Global climate breakdown, international threat of nuclear war. The destruction of a precarious democracy and civil rights by white right-wing extremists. Massive wildfires thirty miles before and behind me that fill the air with thick smoke and have already driven people I know from their homes. Extreme drought and at least ten more days forecast ahead of high winds and dire fire conditions, spreading current fires and igniting new starts which may threaten my home and the lives of my family. A continuing pandemic that has left my children struggling with post-viral symptoms, that could absolutely dangerously mess up my immunocompromised system if I become infected. Living with older teens and young adults driving cars at night. The continuous threat that any lingering cancer cells cells in my body, still sleepy and quiet at my last labs, could rise up again (or have already started to rouse themselves) fling themselves into active rebellion and start wrecking the joint.

The collective dissociation and avoidant obliviousness of the community around me to almost all of these dangers, which compounds them all.

Some days I spend being very very brave, and my dreams remind me that I am afraid in case I forgot. Other days I am very scared and my dreams remind me how to be brave.

I am often afraid. I should be. It is necessary. And I get mad about being afraid sometimes, and sometimes when I tell others about the dangers I live with they have to examine their own realities and it makes them mad and afraid too. Sometimes they don’t want to think about it at all. They feel too little to metabolize fears so big.

But the only way to really be free of these fears is to avoid reality itself.

Healthy people feel healthy fear.

But fear is high-voltage juice, and it is so hard to calibrate it’s charge to optimal. We need enough. But not too much. Not more than we can ground or use.

Everyday people talk to me believing that if they were healthier, wiser, more developed, more faithful they would not be afraid. I am grateful that my fear reminds me every single day that I am not yet wise.

We need our fear, but we also need many tools and skills to train us to withstand and use it in its healthy portions, and to manage the charge when it is too little or too much.

I wrestle with fear every day, without exception. And everyday I am challenged to have compassion for myself when I negotiate states when I am too fearless or too fearful. Calibration is a fluid and unfolding process. Fear doesn’t let us just fix the meter and leave it at that. And although it is a great deal of work, I am usually able to stack up a good handful of hours in any given day where I am prudent but not terrorized, aware but not panicked, accepting but not passive. The sweet spot.
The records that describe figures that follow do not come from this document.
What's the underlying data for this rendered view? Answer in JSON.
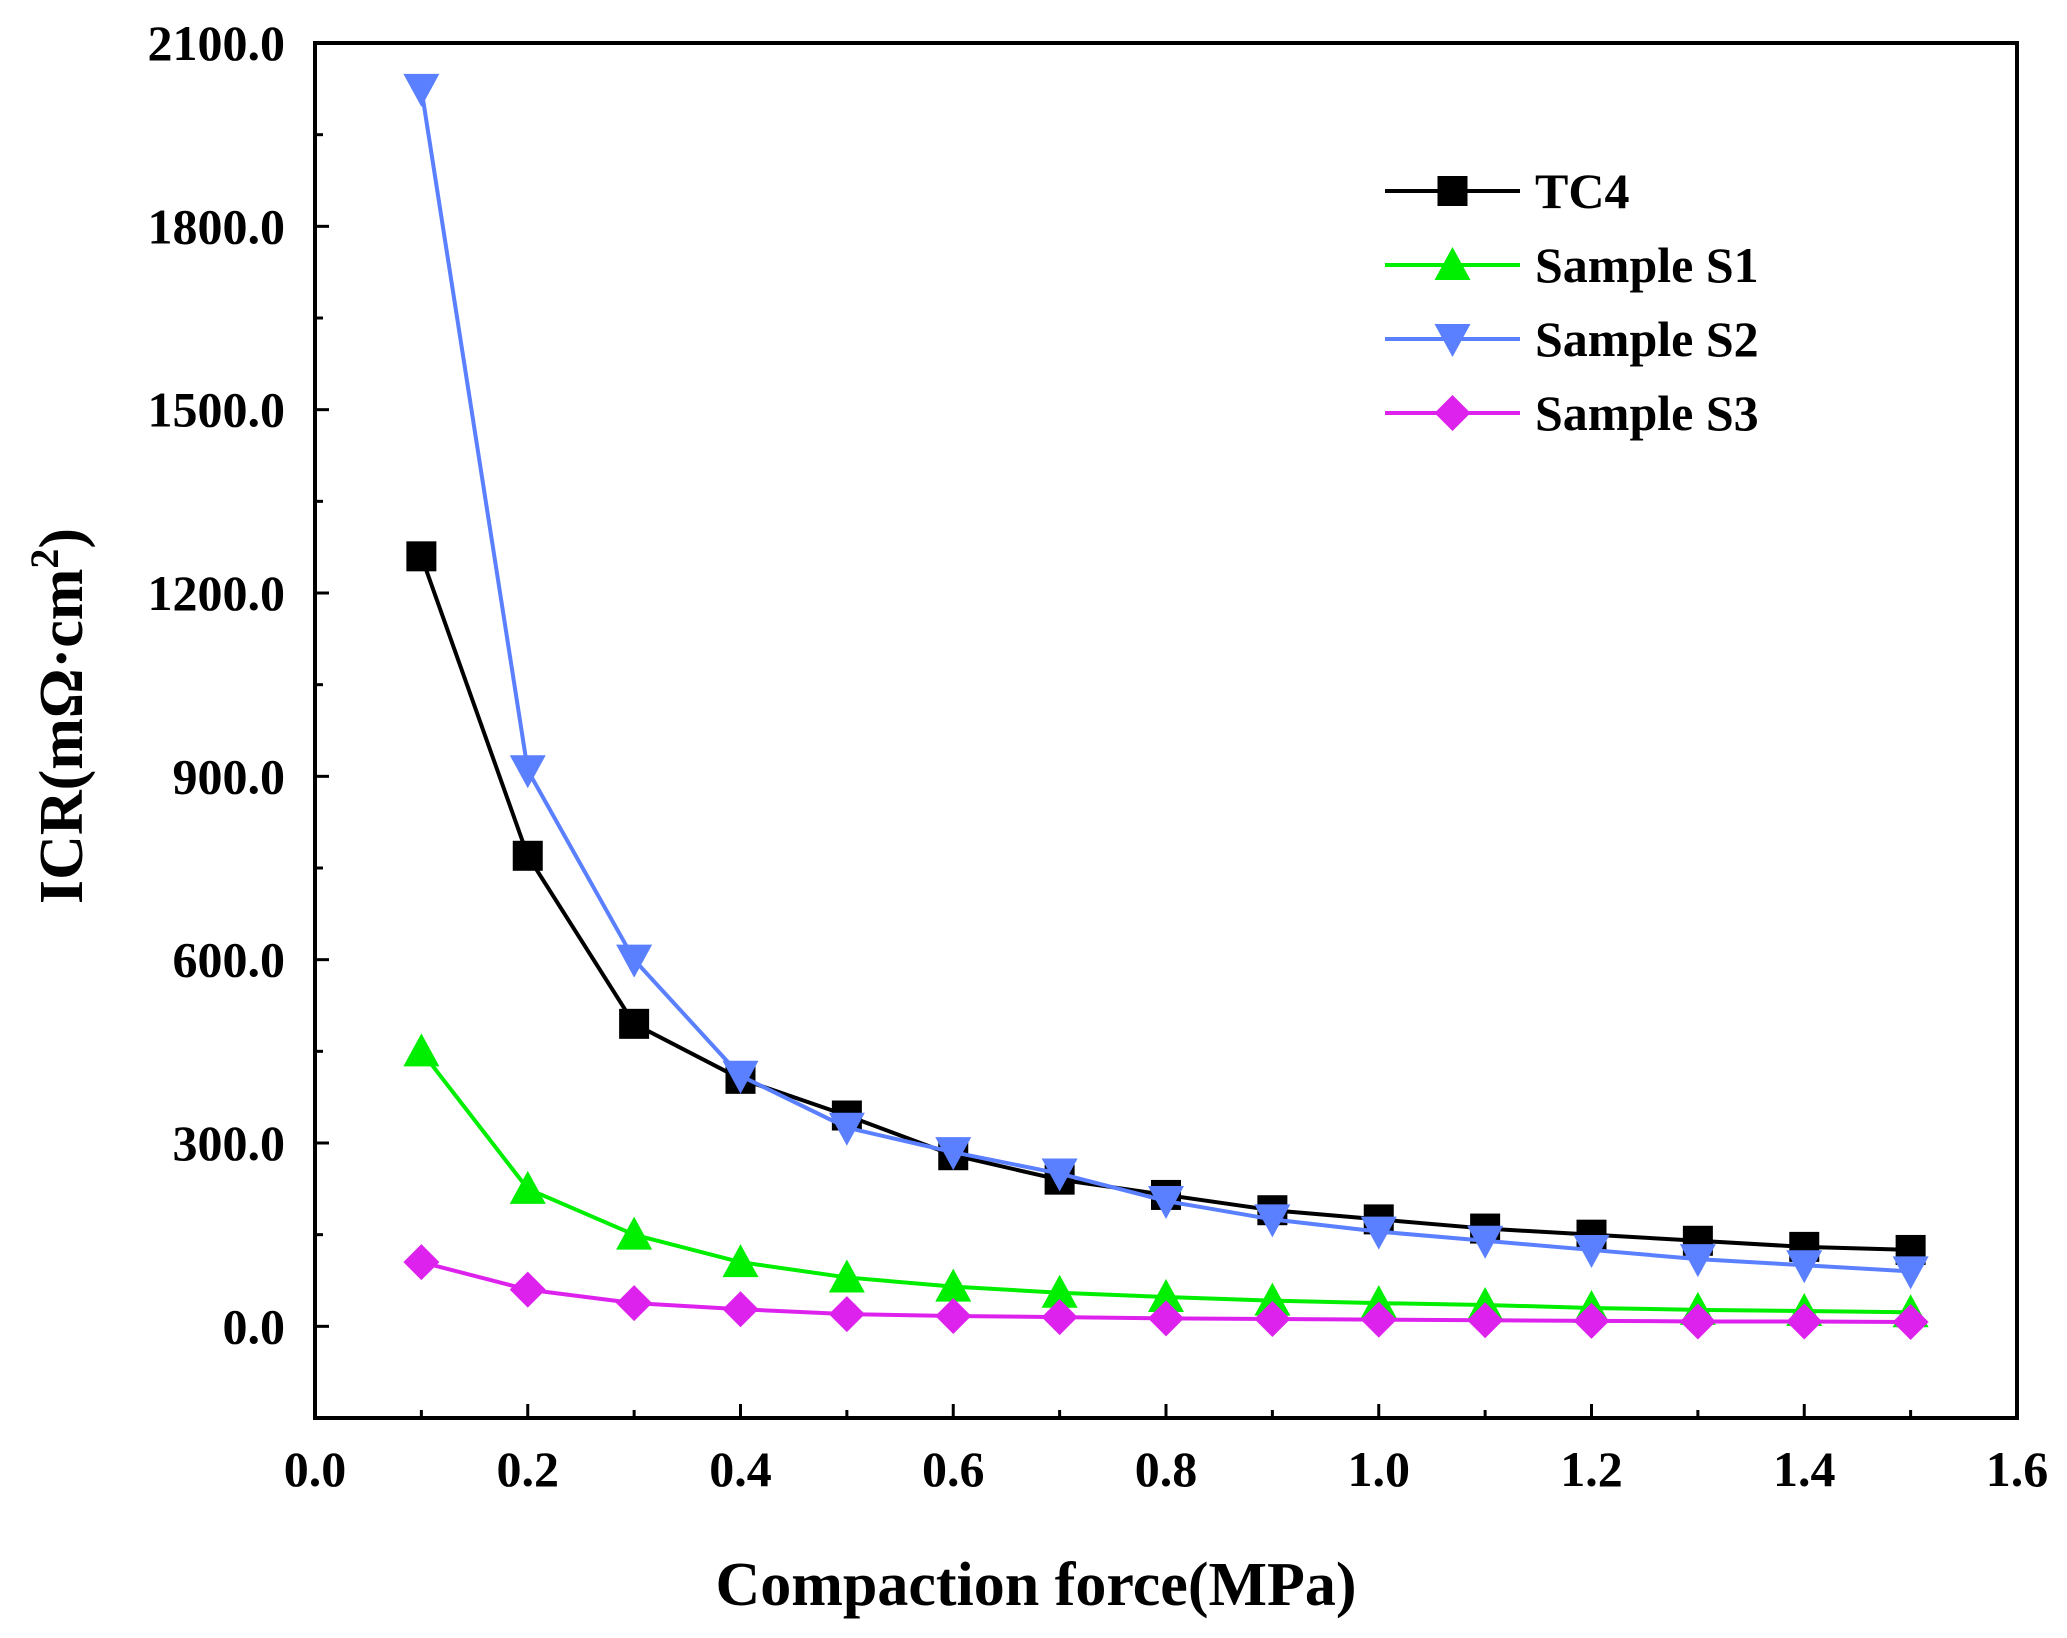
{
  "chart_data": {
    "type": "line",
    "title": "",
    "xlabel": "Compaction force(MPa)",
    "ylabel_main": "ICR(mΩ·cm",
    "ylabel_sup": "2",
    "ylabel_close": ")",
    "xlim": [
      0.0,
      1.6
    ],
    "ylim": [
      -150,
      2100
    ],
    "xticks": [
      0.0,
      0.2,
      0.4,
      0.6,
      0.8,
      1.0,
      1.2,
      1.4,
      1.6
    ],
    "xtick_labels": [
      "0.0",
      "0.2",
      "0.4",
      "0.6",
      "0.8",
      "1.0",
      "1.2",
      "1.4",
      "1.6"
    ],
    "yticks": [
      0,
      300,
      600,
      900,
      1200,
      1500,
      1800,
      2100
    ],
    "ytick_labels": [
      "0.0",
      "300.0",
      "600.0",
      "900.0",
      "1200.0",
      "1500.0",
      "1800.0",
      "2100.0"
    ],
    "grid": false,
    "legend_position": "top-right",
    "x": [
      0.1,
      0.2,
      0.3,
      0.4,
      0.5,
      0.6,
      0.7,
      0.8,
      0.9,
      1.0,
      1.1,
      1.2,
      1.3,
      1.4,
      1.5
    ],
    "series": [
      {
        "name": "TC4",
        "color": "#000000",
        "marker": "square",
        "values": [
          1260,
          770,
          495,
          405,
          345,
          280,
          240,
          215,
          190,
          175,
          160,
          150,
          140,
          130,
          125
        ]
      },
      {
        "name": "Sample S1",
        "color": "#00ee00",
        "marker": "triangle-up",
        "values": [
          450,
          225,
          150,
          105,
          80,
          65,
          55,
          48,
          42,
          38,
          35,
          30,
          27,
          25,
          23
        ]
      },
      {
        "name": "Sample S2",
        "color": "#5a7fff",
        "marker": "triangle-down",
        "values": [
          2025,
          910,
          600,
          410,
          325,
          285,
          250,
          205,
          175,
          155,
          140,
          125,
          110,
          100,
          90
        ]
      },
      {
        "name": "Sample S3",
        "color": "#dd22ee",
        "marker": "diamond",
        "values": [
          105,
          60,
          38,
          28,
          20,
          17,
          15,
          13,
          12,
          11,
          10,
          9,
          8,
          8,
          7
        ]
      }
    ]
  }
}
I use all the maneuvers that time and experience have granted me:

My first moves are chant, prayer, meditation, CBD, managed caffeine intake, a generally plant-based diet, daily exercise, long walks in nature, a glass of wine, losing myself in a book or writing in my journal. I have taken medication in the past - the long year of crisis and bereavement work after Sept 11th - and would again if something shifts and unhealthy fear is once again regularly able to pin me to the mat.
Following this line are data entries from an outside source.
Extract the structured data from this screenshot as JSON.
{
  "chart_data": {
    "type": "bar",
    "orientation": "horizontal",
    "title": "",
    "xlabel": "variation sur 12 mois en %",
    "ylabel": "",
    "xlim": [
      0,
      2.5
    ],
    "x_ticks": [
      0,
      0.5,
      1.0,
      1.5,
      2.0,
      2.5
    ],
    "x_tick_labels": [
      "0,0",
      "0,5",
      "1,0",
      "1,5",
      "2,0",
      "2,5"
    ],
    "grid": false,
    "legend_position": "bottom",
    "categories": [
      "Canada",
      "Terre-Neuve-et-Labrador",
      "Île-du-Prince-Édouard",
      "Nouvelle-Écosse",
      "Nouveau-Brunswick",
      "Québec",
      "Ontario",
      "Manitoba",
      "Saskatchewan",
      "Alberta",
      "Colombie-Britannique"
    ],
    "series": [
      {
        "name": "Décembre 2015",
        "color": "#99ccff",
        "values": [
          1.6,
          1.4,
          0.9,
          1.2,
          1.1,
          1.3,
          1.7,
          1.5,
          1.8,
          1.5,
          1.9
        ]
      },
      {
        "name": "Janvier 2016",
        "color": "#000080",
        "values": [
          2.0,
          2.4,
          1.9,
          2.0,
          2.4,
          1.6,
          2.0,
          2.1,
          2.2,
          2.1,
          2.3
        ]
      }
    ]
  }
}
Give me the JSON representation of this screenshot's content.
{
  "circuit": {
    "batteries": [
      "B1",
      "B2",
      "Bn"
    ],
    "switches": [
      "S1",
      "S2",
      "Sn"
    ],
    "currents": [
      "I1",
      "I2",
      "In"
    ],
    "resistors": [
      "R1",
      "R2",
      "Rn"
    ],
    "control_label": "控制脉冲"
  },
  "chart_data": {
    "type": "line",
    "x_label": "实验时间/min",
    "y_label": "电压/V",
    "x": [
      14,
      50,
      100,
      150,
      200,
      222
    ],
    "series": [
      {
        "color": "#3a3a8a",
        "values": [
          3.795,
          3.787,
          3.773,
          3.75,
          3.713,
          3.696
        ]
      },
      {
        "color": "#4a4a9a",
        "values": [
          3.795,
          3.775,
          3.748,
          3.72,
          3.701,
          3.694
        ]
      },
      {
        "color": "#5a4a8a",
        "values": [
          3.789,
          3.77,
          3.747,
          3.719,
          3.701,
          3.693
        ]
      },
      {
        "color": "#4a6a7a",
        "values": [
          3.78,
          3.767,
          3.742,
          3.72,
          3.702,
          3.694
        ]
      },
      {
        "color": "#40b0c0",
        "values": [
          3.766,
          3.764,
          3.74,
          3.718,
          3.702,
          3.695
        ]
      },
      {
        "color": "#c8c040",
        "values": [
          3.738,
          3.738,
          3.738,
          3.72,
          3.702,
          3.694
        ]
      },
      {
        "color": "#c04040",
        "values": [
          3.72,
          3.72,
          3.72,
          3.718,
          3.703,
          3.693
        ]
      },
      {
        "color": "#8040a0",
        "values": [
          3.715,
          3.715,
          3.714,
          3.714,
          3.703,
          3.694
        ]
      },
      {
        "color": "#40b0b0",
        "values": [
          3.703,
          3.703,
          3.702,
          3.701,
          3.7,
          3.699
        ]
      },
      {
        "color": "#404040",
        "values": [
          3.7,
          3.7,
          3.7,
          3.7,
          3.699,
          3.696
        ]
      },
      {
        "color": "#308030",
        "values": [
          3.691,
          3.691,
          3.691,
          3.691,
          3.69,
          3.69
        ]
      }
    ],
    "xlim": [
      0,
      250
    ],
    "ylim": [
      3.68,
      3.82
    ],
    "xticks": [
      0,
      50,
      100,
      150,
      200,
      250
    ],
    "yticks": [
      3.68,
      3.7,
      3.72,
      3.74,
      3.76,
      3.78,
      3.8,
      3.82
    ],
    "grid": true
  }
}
When I am sitting or walking in contemplation sometimes I just ask (I don’t know who or what I ask): I ask for help understanding what part of this fear is necessary, helpful for me. I ask to keep the useful, healthy parts of my fear close, and I ask for help in making proper use of it. I ask for all the excess fear, all that is too much for me, that flips my fuses or shorts out my circuits - to be returned back to the collective grid. I think about all the people who have rejected their fair portion, and ask that they be made strong enough to accept their healthy share. I ask that my excess fear be redistributed, offered up to anything or anyone that can make good use of it. I picture the fear that doesn’t properly belong to me draining out of the soles of my feet into the earth - to be transformed into energies that will heal and generate good in the wider world.
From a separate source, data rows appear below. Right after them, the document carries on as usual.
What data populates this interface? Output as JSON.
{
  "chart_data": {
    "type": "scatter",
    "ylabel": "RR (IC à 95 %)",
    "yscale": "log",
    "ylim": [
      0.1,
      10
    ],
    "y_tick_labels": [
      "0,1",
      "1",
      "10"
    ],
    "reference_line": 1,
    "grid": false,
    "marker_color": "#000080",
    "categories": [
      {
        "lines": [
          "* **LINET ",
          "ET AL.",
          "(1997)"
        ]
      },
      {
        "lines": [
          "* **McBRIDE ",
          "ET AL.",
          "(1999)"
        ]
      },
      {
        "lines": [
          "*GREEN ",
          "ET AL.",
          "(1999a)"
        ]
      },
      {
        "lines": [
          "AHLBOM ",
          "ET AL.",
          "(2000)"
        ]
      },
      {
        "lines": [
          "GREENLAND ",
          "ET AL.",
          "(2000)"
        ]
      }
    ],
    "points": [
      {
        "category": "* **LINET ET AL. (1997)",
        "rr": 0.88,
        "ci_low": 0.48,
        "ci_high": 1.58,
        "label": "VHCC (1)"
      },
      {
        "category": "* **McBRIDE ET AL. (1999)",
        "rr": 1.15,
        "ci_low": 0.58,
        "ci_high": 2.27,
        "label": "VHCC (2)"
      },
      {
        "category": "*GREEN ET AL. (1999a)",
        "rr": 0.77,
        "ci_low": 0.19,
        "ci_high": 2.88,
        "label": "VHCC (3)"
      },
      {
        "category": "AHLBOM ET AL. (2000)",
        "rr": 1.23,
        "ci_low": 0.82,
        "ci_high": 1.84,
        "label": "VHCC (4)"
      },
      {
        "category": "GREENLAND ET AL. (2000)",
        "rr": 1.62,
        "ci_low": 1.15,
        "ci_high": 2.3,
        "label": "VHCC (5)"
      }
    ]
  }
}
And the final move: that one that puts me on top for a time: I remember the strength of millions of people past and present who face greater dangers and need to summon greater courage than will ever be asked of me. I feel them all behind and along side me.

I then recall the work in front of me: To stand alongside all those who are more vulnerable than I am, who are more afraid, who have fewer privileges and tools to help them tame their fears. Who feel littler than me even. And I remind them, and myself at once, that if we can face our fears together, whatever the outcome, that we will have a chance to be best of friends and have lots of fun together on the other side of the earthshaking call to maturity.